Tips to get your car loan approved faster

It is best if you apply for a pre-approved loan if you want to receive capital to purchase the new or used car that you have been targeting for a while. You can take the following tips into consideration if you want to get your loan application approved faster.

  • In terms of credit rating, you can review your credit report to validate your status. A rating of 750 or more can earn you a cheaper rate of interest. The interest rate for a 650 to 750 score will, therefore, be marginally higher. Your request will be denied if you have mistakes in your report, or have a very poor score.
  • You need a minimum monthly pre-tax income and a reasonable debt-to-income ratio in order to take advantage of a loan to buy your dream car. Although increasing one’s salary is typically not feasible, by clearing off all your outstanding credit card debts, you can increase your debt-to-income ratio.
  • You should always settle your bills on time to build a positive credit profile, and it is recommended that you must pay your debts at least 6 months prior to applying for the loan. If you settle the bills on time, it guarantees the provider that the Equated Monthly Installments (EMIs) will still be repaid on time. This will help you get a loan quickly, in addition.

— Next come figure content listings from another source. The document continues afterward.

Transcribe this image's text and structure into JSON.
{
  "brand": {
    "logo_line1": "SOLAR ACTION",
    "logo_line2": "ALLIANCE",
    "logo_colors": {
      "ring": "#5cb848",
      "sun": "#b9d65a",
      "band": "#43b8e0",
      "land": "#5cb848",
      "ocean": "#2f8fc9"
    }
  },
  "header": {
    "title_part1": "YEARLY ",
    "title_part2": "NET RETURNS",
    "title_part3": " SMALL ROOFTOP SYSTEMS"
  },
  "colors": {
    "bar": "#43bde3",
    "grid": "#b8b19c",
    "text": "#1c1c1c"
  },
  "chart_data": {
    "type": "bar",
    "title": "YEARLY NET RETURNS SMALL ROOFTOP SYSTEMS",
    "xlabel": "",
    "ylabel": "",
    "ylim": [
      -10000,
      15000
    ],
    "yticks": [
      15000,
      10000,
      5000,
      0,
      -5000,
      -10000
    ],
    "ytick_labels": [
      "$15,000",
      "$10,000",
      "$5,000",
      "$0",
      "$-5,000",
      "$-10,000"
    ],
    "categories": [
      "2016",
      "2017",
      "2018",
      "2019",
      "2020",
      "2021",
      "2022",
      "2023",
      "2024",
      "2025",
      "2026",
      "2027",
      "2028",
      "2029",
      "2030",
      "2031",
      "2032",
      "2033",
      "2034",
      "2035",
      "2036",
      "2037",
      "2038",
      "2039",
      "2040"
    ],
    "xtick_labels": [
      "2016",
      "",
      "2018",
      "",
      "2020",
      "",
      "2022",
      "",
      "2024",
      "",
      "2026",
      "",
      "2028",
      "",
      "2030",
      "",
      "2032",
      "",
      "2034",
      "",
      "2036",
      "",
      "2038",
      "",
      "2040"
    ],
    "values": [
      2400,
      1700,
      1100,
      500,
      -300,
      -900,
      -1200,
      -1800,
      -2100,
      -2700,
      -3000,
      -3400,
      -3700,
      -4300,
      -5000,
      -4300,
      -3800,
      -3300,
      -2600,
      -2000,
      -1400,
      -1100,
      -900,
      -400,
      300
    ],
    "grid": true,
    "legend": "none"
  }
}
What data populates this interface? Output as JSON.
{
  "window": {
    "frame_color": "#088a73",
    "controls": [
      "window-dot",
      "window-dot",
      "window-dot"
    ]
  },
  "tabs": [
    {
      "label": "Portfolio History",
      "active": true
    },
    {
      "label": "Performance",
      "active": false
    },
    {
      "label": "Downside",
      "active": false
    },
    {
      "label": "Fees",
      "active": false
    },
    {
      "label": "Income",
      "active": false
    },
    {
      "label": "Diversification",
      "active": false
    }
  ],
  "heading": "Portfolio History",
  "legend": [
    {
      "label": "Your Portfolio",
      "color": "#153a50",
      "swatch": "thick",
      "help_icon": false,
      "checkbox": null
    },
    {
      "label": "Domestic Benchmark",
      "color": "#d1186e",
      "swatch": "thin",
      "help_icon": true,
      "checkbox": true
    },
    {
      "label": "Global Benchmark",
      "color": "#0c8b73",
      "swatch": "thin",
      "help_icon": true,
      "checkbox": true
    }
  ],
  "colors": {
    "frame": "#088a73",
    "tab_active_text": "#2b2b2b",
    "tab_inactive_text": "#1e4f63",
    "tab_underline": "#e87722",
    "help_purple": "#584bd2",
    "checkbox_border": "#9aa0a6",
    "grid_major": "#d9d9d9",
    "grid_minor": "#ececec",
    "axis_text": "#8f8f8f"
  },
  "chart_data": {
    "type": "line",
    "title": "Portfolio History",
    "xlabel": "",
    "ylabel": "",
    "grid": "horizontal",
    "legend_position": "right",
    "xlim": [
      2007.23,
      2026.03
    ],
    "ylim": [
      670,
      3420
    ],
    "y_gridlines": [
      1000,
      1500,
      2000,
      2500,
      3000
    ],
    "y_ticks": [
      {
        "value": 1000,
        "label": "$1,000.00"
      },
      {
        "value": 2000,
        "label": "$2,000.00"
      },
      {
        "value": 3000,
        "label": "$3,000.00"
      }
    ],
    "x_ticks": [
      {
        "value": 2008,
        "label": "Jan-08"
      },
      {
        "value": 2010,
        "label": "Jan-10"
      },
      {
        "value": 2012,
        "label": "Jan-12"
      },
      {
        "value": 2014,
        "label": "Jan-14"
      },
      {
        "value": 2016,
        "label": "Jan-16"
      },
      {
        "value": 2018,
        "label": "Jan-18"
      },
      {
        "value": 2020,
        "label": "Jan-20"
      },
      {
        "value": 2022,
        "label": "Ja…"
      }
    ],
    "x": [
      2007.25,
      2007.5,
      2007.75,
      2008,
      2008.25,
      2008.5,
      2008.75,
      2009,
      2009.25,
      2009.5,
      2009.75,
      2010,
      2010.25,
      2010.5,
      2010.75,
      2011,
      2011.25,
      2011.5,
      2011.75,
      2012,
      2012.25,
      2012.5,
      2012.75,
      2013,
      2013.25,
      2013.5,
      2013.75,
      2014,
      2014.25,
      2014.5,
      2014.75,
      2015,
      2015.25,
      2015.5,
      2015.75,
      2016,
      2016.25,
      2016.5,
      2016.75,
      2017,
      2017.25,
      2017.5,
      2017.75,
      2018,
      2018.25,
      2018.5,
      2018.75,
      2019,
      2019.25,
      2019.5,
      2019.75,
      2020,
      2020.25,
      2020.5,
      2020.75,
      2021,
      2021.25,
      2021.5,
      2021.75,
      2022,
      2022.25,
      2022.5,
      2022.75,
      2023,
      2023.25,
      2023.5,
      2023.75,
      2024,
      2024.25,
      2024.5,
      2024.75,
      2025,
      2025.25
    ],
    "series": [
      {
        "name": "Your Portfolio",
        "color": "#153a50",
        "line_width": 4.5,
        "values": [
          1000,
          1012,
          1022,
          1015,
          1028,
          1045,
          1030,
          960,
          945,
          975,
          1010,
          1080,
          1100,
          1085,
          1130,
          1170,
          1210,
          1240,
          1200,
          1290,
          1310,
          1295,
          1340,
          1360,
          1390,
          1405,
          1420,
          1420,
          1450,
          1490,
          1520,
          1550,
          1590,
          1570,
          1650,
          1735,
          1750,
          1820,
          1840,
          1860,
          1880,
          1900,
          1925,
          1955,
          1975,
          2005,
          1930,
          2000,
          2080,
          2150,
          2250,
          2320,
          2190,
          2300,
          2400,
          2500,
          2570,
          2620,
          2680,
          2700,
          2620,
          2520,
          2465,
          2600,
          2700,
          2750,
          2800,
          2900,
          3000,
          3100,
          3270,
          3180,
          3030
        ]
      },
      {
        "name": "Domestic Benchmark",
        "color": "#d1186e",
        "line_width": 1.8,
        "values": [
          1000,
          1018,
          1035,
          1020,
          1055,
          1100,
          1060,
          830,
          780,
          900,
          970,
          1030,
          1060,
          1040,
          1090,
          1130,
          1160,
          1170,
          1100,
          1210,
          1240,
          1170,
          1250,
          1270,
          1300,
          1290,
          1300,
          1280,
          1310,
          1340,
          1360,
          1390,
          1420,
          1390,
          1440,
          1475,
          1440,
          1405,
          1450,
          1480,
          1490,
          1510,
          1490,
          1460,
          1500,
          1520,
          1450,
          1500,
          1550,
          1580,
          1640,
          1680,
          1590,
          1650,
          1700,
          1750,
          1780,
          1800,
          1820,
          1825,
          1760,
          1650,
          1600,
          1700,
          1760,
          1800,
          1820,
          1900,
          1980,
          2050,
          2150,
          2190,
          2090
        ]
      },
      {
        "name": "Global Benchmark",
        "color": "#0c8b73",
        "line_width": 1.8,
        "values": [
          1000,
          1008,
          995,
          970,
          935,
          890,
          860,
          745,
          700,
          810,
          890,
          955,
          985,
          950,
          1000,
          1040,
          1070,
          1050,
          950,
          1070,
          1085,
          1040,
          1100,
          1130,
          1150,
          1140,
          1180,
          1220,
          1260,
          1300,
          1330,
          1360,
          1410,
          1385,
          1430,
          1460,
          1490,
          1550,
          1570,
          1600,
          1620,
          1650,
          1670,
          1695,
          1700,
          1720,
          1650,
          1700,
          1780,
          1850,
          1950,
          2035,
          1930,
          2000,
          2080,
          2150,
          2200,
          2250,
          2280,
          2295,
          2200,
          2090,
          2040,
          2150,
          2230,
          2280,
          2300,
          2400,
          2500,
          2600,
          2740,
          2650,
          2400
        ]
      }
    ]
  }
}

  • In the sector, there are many ways available from which you can secure a loan to buy your new or used car. In an attempt to discover the one that suits your desires, you can search the car loan interest rates of numerous banks and car lending companies.
  • You will reduce the cost you will have to repay by paying a higher amount as a down payment in order to fit the price of the vehicle you have purchased. You will be in a stronger place to repay the loan faster if you finance a lower amount, as a bigger loan amount implies smaller EMIs or smaller loan tenure.
  • An applicant’s repayment potential has a significant effect on the acceptance of a loan he or she has requested. You must make sure that you pick a plan that you can afford when you agree to get a loan to buy the car that you have always desired. If you are currently paying EMIs for other loans you have taken advantage of, you can confirm that the EMI for the car loan you chose will still be charged.
  • You may not be feasible for a car loan that has low monthly EMIs but consisting of a longer term. You should still aim to look for a package that holds the lowest interest rate and the lowest possible term of the loan before finalizing. Stop being fooled into a risky payment scenario by making sure the terms of the loan are definitive.
  • The principal concern of banks and NBFCs while providing a loan is not to suffer any risks. Consequently, when sanctioning a car loan, having full-cover insurance is a prerequisite for certain companies as it tends them reclaim the balance debt if there is an event that the lender is at risk.